If you can get your hands on this book, do not hesitate. It is amazing.

FIVE STARS.

Now with Dino Damage! “Out of Time” Review

I have linked to JB’s resources at B/X Blackrazor before (check the OSH page I’ve got, for examples) and I’m doing so again. He has offered a one page dino-game using 4d6 and playing cards to flesh out a character whose main purpose is to evade mastication long enough to return home to a time and place on earth. This is a neat game that would certainly be fun to try out over an afternoon, and I recommend taking a look! Having said that, I’ll offer something of a review.

The down side:

  • I don’t like generating hit points from scratch randomly each session. Considering the number is based on “attributes” and only 1d6 is randomized, I don’t get that; why invoke chance at all?
  • “Advancement” involving moving existing resources instead of gaining more is awkward; seems a character should gain a card a session.
  • I would reverse the damage situation: the game says unarmed combat does 1d6 hit points, and adding a weapon is 1d6+1; I’d have unarmed combat do 1, and adding a weapon is 1+1d6.
    • I would probably also differentiate between a hefty guy with a massive club with a dino-tooth in it, and a switch of thorns, even on a system stripped down to this level.
  • I would have a point-buy system for “supply.” A pistol costs this, rifle this, ammo this, etc.

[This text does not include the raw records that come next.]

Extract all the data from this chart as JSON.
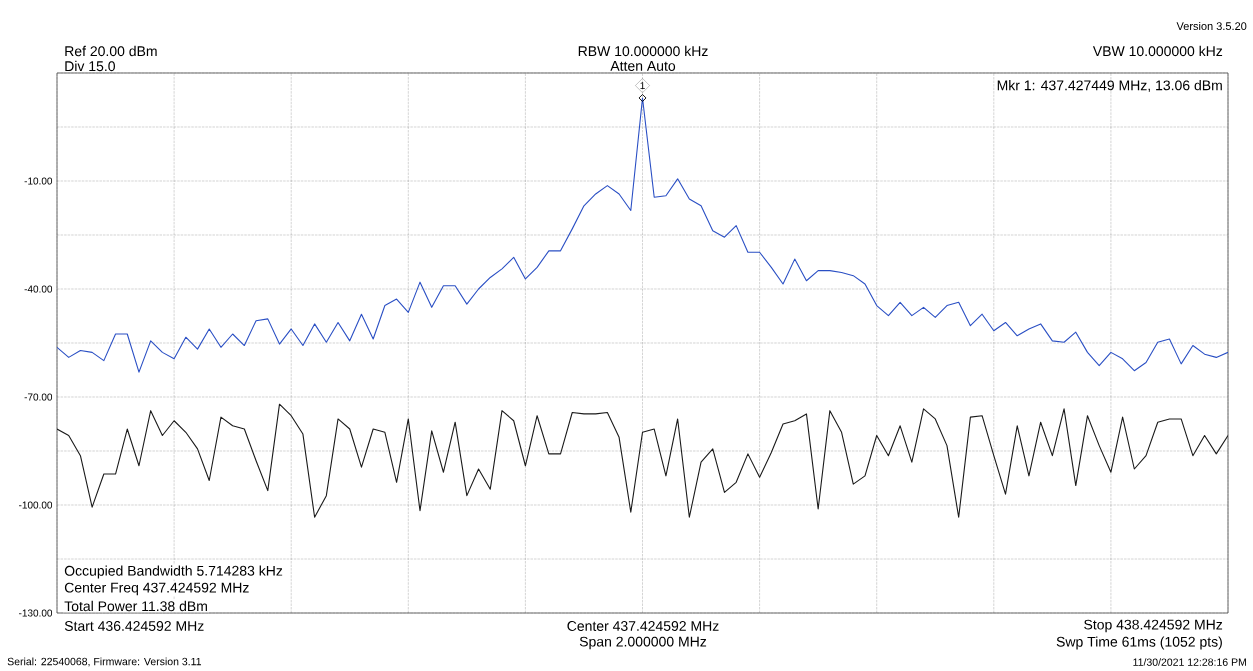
{
  "chart_data": {
    "type": "line",
    "title": "RBW 10.000000 kHz",
    "subtitle": "Atten Auto",
    "categories": [
      null,
      null,
      null,
      null,
      null,
      null,
      null,
      null,
      null,
      null,
      null,
      null,
      null,
      null,
      null,
      null,
      null,
      null,
      null,
      null,
      null,
      null,
      null,
      null,
      null,
      null,
      null,
      null,
      null,
      null,
      null,
      null,
      null,
      null,
      null,
      null,
      null,
      null,
      null,
      null,
      null,
      null,
      null,
      null,
      null,
      null,
      null,
      null,
      null,
      null,
      null,
      null,
      null,
      null,
      null,
      null,
      null,
      null,
      null,
      null,
      null,
      null,
      null,
      null,
      null,
      null,
      null,
      null,
      null,
      null,
      null,
      null,
      null,
      null,
      null,
      null,
      null,
      null,
      null,
      null,
      null,
      null,
      null,
      null,
      null,
      null,
      null,
      null,
      null,
      null,
      null,
      null,
      null,
      null,
      null,
      null,
      null,
      null,
      null,
      null,
      null
    ],
    "ylim": [
      -130,
      20
    ],
    "yticks": [
      {
        "value": -130,
        "label": "-130.00"
      },
      {
        "value": -115,
        "label": null
      },
      {
        "value": -100,
        "label": "-100.00"
      },
      {
        "value": -85,
        "label": null
      },
      {
        "value": -70,
        "label": "-70.00"
      },
      {
        "value": -55,
        "label": null
      },
      {
        "value": -40,
        "label": "-40.00"
      },
      {
        "value": -25,
        "label": null
      },
      {
        "value": -10,
        "label": "-10.00"
      },
      {
        "value": 5,
        "label": null
      },
      {
        "value": 20,
        "label": null
      }
    ],
    "grid": true,
    "series": [
      {
        "color": "#2a4fc4",
        "values": [
          -56.2,
          -59.0,
          -57.1,
          -57.6,
          -59.9,
          -52.5,
          -52.5,
          -63.1,
          -54.4,
          -57.6,
          -59.4,
          -53.4,
          -56.7,
          -51.1,
          -56.2,
          -52.5,
          -55.7,
          -48.8,
          -48.3,
          -55.3,
          -51.1,
          -55.7,
          -49.7,
          -54.8,
          -49.3,
          -54.4,
          -47.0,
          -53.9,
          -44.6,
          -42.8,
          -46.5,
          -38.1,
          -45.1,
          -39.1,
          -39.1,
          -44.2,
          -40.0,
          -36.8,
          -34.4,
          -31.2,
          -37.2,
          -34.0,
          -29.4,
          -29.4,
          -23.3,
          -16.9,
          -13.6,
          -11.3,
          -13.6,
          -18.2,
          13.06,
          -14.5,
          -14.1,
          -9.4,
          -15.0,
          -16.9,
          -23.8,
          -25.6,
          -22.4,
          -29.8,
          -29.8,
          -34.0,
          -38.6,
          -31.7,
          -37.7,
          -34.9,
          -34.9,
          -35.4,
          -36.3,
          -38.6,
          -44.6,
          -47.4,
          -43.7,
          -47.4,
          -45.1,
          -47.9,
          -44.6,
          -43.7,
          -50.2,
          -47.0,
          -51.6,
          -49.3,
          -53.0,
          -51.1,
          -49.7,
          -54.4,
          -54.8,
          -52.0,
          -57.6,
          -61.3,
          -57.6,
          -59.4,
          -62.7,
          -60.4,
          -54.8,
          -53.9,
          -60.8,
          -55.7,
          -58.1,
          -59.0,
          -57.6
        ]
      },
      {
        "color": "#1a1a1a",
        "values": [
          -78.9,
          -80.7,
          -86.3,
          -100.6,
          -91.4,
          -91.4,
          -78.9,
          -89.1,
          -73.8,
          -80.7,
          -76.6,
          -79.8,
          -84.4,
          -93.2,
          -75.6,
          -78.0,
          -78.9,
          -87.7,
          -96.0,
          -72.0,
          -75.2,
          -80.3,
          -103.4,
          -97.4,
          -76.1,
          -78.9,
          -89.5,
          -78.9,
          -79.8,
          -93.7,
          -76.1,
          -101.6,
          -79.4,
          -90.9,
          -77.0,
          -97.4,
          -90.0,
          -95.6,
          -73.8,
          -76.6,
          -89.1,
          -75.2,
          -85.8,
          -85.8,
          -74.3,
          -74.7,
          -74.7,
          -74.3,
          -81.2,
          -102.0,
          -79.8,
          -78.9,
          -91.9,
          -76.1,
          -103.4,
          -88.1,
          -84.4,
          -96.5,
          -93.7,
          -85.8,
          -92.3,
          -85.4,
          -77.5,
          -76.6,
          -74.7,
          -101.1,
          -73.8,
          -79.8,
          -94.2,
          -91.9,
          -80.7,
          -86.3,
          -78.0,
          -88.1,
          -73.3,
          -76.1,
          -83.5,
          -103.4,
          -75.6,
          -75.2,
          -86.3,
          -97.0,
          -78.0,
          -91.9,
          -77.0,
          -86.3,
          -73.3,
          -94.6,
          -75.2,
          -83.5,
          -90.9,
          -75.6,
          -90.0,
          -86.3,
          -77.0,
          -76.1,
          -76.1,
          -86.3,
          -80.7,
          -85.8,
          -80.7
        ]
      }
    ],
    "annotations": [
      "Ref 20.00 dBm",
      "Div 15.0",
      "VBW 10.000000 kHz",
      "Version 3.5.20",
      "Mkr 1: 437.427449 MHz, 13.06 dBm",
      "Occupied Bandwidth 5.714283 kHz",
      "Center Freq 437.424592 MHz",
      "Total Power 11.38 dBm",
      "Start 436.424592 MHz",
      "Center 437.424592 MHz",
      "Span 2.000000 MHz",
      "Stop 438.424592 MHz",
      "Swp Time 61ms (1052 pts)",
      "Serial: 22540068, Firmware: Version 3.11",
      "11/30/2021 12:28:16 PM",
      {
        "text": "1",
        "y": 13.06
      }
    ]
  }
}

I would also change it to “gear” since it has more to do with knowing how to use things, and offers no guidance on how many things you have (as I understand it now.) The example of using vines and improvised climbing spikes, for example is found gear used because the character has ingenuity.
    • This part is too loose for my liking; players will be within their bounds to ask how many bullets they have so they can make decisions about when to use firearms, for example.

The up side:

  • I think the division of attributes (assuming some tweaking of supply) is very creative. I like how the attributes are dealt, and how they affect hit points, and especially how they can be expended for mighty effort but are not permanently lost, regenerating at the next session.
  • I find the goal of getting home to be intriguing. An easily grasped objective you can sit down at the table and immediately be prepared to pursue.
  • I like the use of the Joker, and also of requesting a Luck die once per session (and setting up potential complications.)
  • The idea of needing successes by rolling 4+ on 1-4 d6 is standard, tried and true, easy to grasp, and fun. Also, no math!

There is enough here to start with play testing. I think it will be great when a more fleshed-out version comes out, addressing several questions; what kind of long-term sentient bad guys live here–or good guys? Is this jungle/swamp/area the zoo or playground of aliens whose array has crashed, and they’re stuck here too? And so on. But that is the sort of thing that they’d have to figure out to get home. Until then, this is all they have to start–stuck in Dino Land!

Seriously though, check it out. It looks like fun.